Milk Producers in Fresnillo Face Crisis Amidst Rising Costs
The World Milk Day in Fresnillo, Zacatecas, turned into a platform for dairy farmers to highlight the severe financial challenges they face. Despite the global celebration, local producers are grappling with an unsustainable crisis caused by a combination of escalating input costs and stagnant milk prices.
Farmers in the region are particularly vulnerable due to a combination of adverse climatic conditions and a deregulated market. This has resulted in an unsustainable cost structure, where essential inputs like feed grains, fuel, and veterinary services have become exponentially more expensive, while the price of raw milk remains stagnant.
Without vertical integration and collective storage infrastructure, the commercialization conditions for Fresnillo's dairy farmers are further strained.

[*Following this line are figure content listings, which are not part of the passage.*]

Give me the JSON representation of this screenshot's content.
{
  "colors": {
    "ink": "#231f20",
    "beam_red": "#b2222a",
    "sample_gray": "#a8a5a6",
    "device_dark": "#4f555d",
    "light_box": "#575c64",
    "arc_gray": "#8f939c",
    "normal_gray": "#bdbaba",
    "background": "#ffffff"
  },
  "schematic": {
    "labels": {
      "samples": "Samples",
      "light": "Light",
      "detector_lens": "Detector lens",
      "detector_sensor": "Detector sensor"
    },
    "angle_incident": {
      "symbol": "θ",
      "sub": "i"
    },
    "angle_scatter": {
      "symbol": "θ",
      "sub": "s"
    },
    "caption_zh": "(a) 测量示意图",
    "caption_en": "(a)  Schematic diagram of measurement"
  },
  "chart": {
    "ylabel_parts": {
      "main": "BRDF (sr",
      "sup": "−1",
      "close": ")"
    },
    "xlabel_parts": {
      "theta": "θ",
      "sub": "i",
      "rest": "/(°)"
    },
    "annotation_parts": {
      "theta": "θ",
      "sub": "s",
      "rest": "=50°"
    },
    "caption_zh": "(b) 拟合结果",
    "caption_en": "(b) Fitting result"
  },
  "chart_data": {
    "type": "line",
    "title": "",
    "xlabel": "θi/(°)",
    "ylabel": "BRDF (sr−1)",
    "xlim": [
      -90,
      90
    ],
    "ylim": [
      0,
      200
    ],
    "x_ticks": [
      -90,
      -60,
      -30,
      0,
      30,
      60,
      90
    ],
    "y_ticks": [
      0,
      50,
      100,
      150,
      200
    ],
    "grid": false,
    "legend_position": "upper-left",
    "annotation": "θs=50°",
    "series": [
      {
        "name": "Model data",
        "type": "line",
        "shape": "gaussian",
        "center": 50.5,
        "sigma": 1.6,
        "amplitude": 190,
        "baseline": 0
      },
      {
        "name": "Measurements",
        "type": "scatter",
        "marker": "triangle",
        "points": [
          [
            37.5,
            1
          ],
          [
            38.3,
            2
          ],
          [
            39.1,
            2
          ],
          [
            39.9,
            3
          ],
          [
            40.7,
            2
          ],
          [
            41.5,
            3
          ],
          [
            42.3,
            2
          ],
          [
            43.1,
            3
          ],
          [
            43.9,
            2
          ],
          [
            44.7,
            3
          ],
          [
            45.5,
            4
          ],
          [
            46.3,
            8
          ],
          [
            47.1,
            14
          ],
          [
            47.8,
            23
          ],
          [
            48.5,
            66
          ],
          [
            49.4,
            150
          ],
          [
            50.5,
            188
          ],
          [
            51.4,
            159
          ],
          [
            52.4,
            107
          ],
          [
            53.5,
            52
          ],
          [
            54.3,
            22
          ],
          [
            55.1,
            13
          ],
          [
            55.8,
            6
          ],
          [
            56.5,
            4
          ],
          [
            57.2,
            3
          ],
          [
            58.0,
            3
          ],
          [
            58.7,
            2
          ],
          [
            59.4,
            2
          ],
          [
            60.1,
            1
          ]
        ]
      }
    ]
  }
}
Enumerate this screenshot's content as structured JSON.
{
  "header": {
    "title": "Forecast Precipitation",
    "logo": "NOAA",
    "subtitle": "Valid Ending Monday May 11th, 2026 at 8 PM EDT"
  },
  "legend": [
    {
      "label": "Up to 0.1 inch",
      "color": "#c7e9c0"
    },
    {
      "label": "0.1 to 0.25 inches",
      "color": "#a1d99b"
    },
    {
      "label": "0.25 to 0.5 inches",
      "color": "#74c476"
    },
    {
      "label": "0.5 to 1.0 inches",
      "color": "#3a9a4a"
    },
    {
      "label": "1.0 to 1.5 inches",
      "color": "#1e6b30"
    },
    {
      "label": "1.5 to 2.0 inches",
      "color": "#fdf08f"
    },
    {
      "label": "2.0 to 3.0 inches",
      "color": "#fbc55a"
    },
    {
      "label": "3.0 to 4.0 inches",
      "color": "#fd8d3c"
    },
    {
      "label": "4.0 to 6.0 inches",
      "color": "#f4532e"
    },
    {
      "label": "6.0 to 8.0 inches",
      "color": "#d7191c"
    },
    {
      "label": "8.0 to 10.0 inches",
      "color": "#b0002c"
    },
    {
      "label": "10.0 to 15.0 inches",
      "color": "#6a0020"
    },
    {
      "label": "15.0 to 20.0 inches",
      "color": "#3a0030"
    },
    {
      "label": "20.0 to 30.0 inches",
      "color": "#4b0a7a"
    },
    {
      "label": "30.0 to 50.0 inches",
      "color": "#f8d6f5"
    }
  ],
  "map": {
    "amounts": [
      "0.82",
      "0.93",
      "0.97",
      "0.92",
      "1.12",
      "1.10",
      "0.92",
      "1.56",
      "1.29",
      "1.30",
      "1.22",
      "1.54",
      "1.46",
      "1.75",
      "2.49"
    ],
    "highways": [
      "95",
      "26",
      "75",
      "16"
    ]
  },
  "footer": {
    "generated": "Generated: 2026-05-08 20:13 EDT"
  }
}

They lack drying plants and industrialization capacity to manage surplus, making them reliant on large buyers and intermediaries. This dependency allows buyers to impose quality penalties or delivery quotas, leaving producers with little negotiating power.
Analysts in the dairy economy view Fresnillo as indicative of traditional dairy regions facing competition from low-cost imported milk formulas and by-products. Local farmers emphasize the absence of direct support policies and effective guaranteed pricing schemes, which leads to a silent but steady abandonment of dairy farms.
Each closure of a production unit not only results in job losses in rural areas but also represents a setback in regional food sovereignty. The ongoing crisis highlights the need for structural changes to support the sustainability and survival of local dairy farming.